Em sua recente visita a Washington, o Presidente do Brasil, Luiz Inácio Lula da Silva, pediu a Obama que levantasse por completo o embargo econômico contra Cuba, argumentando que é algo ao que se opõem todos os países da região (5). No passado 11 de março, Washington havia anunciado que os cubanoamericanos poderão visitar a quem desejarem na Ilha uma vez por ano e permanecer nela tanto tempo quanto queiram. Apesar de que durante sua campanha eleitoral, Obama prometeu manter o embargo, parece que se está cerca uma era de aproximação entre Havana e Washington. Já era hora. Fica pendente normatizar também as relações com a Venezuela e com a Bolívia. De maneira mais ampla, Washington deve admitir que a ideia de ‘pátio traseiro’ passou para a história. Que os povos da América do Sul se colocaram em marc
ha. E que dessa vez não se deterão.
Notas:
(1) O conceito de América do Sul, do qual se proclama partidário o bolivarianismo venezuelano, extrapola o de ‘América Latina’ porque reconhece a participação das nações indígenas e dos afrodescendentes; e abarca países e territórios cuja ‘latinoamericanidade’ continua sendo questionada. Em outras palavras, o conceito tradicional de ‘América Latina’ fica limitado para definir o espaço sulamericano como conjunto de realidades, desde o Rio Grande e o Caribe até a Terra do Fogo.

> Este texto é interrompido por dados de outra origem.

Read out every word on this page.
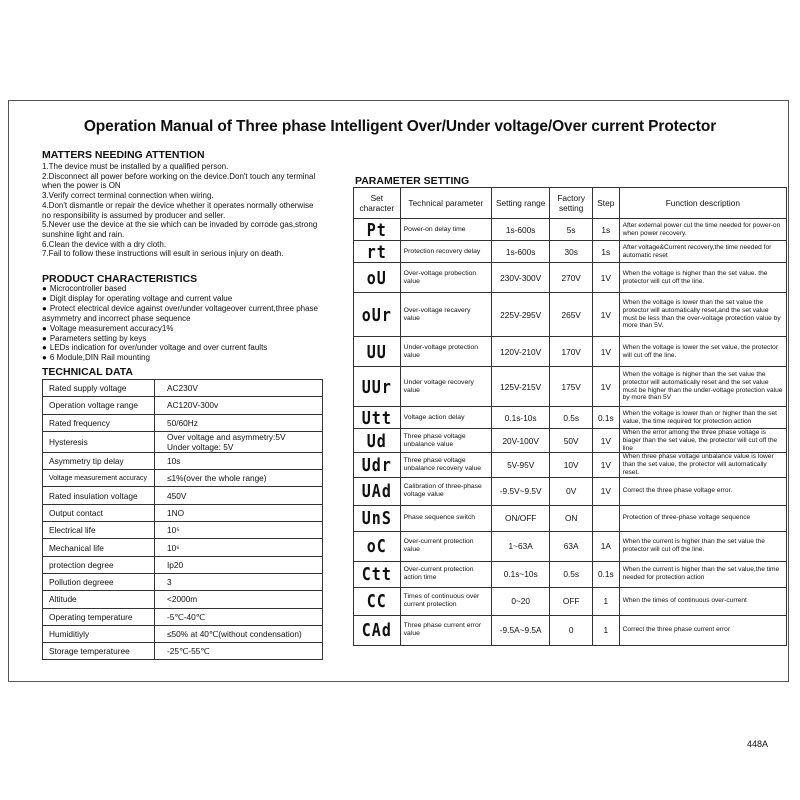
Operation Manual of Three phase Intelligent Over/Under voltage/Over current Protector
MATTERS NEEDING ATTENTION
1.The device must be installed by a qualified person.
2.Disconnect all power before working on the device.Don't touch any terminal when the power is ON
3.Verify correct terminal connection when wiring.
4.Don't dismantle or repair the device whether it operates normally otherwise no responsibility is assumed by producer and seller.
5.Never use the device at the sie which can be invaded by corrode gas,strong sunshine light and rain.
6.Clean the device with a dry cloth.
7.Fail to follow these instructions will esult in serious injury on death.
PRODUCT CHARACTERISTICS
● Microcontroller based
● Digit display for operating voltage and current value
● Protect electrical device against over/under voltageover current,three phase asymmetry and incorrect phase sequence
● Voltage measurement accuracy1%
● Parameters setting by keys
● LEDs indication for over/under voltage and over current faults
● 6 Module,DIN Rail mounting
TECHNICAL DATA
Rated supply voltage	AC230V
Operation voltage range	AC120V-300v
Rated frequency	50/60Hz
Hysteresis	Over voltage and asymmetry:5V
Under voltage: 5V
Asymmetry tip delay	10s
Voltage measurement accuracy	≤1%(over the whole range)
Rated insulation voltage	450V
Output contact	1NO
Electrical life	10⁵
Mechanical life	10⁶
protection degree	Ip20
Pollution degreee	3
Altitude	<2000m
Operating temperature	-5℃-40℃
Humiditiyly	≤50% at 40℃(without condensation)
Storage temperaturee	-25℃-55℃
PARAMETER SETTING
Set character	Technical parameter	Setting range	Factory setting	Step	Function description
Pt	Power-on delay time	1s-600s	5s	1s	After external power cut the time needed for power-on when power recovery.
rt	Protection recovery delay	1s-600s	30s	1s	After voltage&Current recovery,the time needed for automatic reset
oU	Over-voltage probection value	230V-300V	270V	1V	When the voltage is higher than the set value. the protector will cut off the line.
oUr	Over-voltage recavery value	225V-295V	265V	1V	When the voltage is lower than the set value the protector will automatically reset,and the set value must be less than the over-voltage protection value by more than 5V.
UU	Under-voltage protection value	120V-210V	170V	1V	When the voltage is lower the set value, the protector will cut off the line.
UUr	Under voltage recovery value	125V-215V	175V	1V	When the voltage is higher than the set value the protector will automatically reset and the set value must be higher than the under-voltage protection value by more than 5V
Utt	Voltage action delay	0.1s-10s	0.5s	0.1s	When the voltage is lower than or higher than the set value, the time required for protection action
Ud	Three phase voltage unbalance value	20V-100V	50V	1V	When the error among the three phase voltage is biager than the set value, the protector will cut off the line
Udr	Three phase voltage unbalance recovery value	5V-95V	10V	1V	When three phase voltage unbalance value is lower than the set value, the protector will automatically reset.
UAd	Calibration of three-phase voltage value	-9.5V~9.5V	0V	1V	Correct the three phase voltage error.
UnS	Phase sequence switch	ON/OFF	ON		Protection of three-phase voltage sequence
oC	Over-current protection value	1~63A	63A	1A	When the current is higher than the set value the protector will cut off the line.
Ctt	Over-current protection action time	0.1s~10s	0.5s	0.1s	When the current is higher than the set value,the time needed for protection action
CC	Times of continuous over current protection	0~20	OFF	1	When the times of continuous over-current
CAd	Three phase current error value	-9.5A~9.5A	0	1	Correct the three phase current error
448A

(2) Bolívia, Cuba, República Dominicana, Honduras, Nicarágua e Venezuela (Equador, o país observador).
(3) Sistema Único de Compensação Regional.
(4) Argentina, Bolívia, Brasil, Colômbia, Chile, Equador, Guiana, Paraguai, Peru, Suriname, Uruguai e Venezuela.
(5) Costa Rica e El Salvador, os dois únicos países da região que não tinham relações diplomáticas com Havana, anunciaram em março passado sua decisão de restabelecê-las.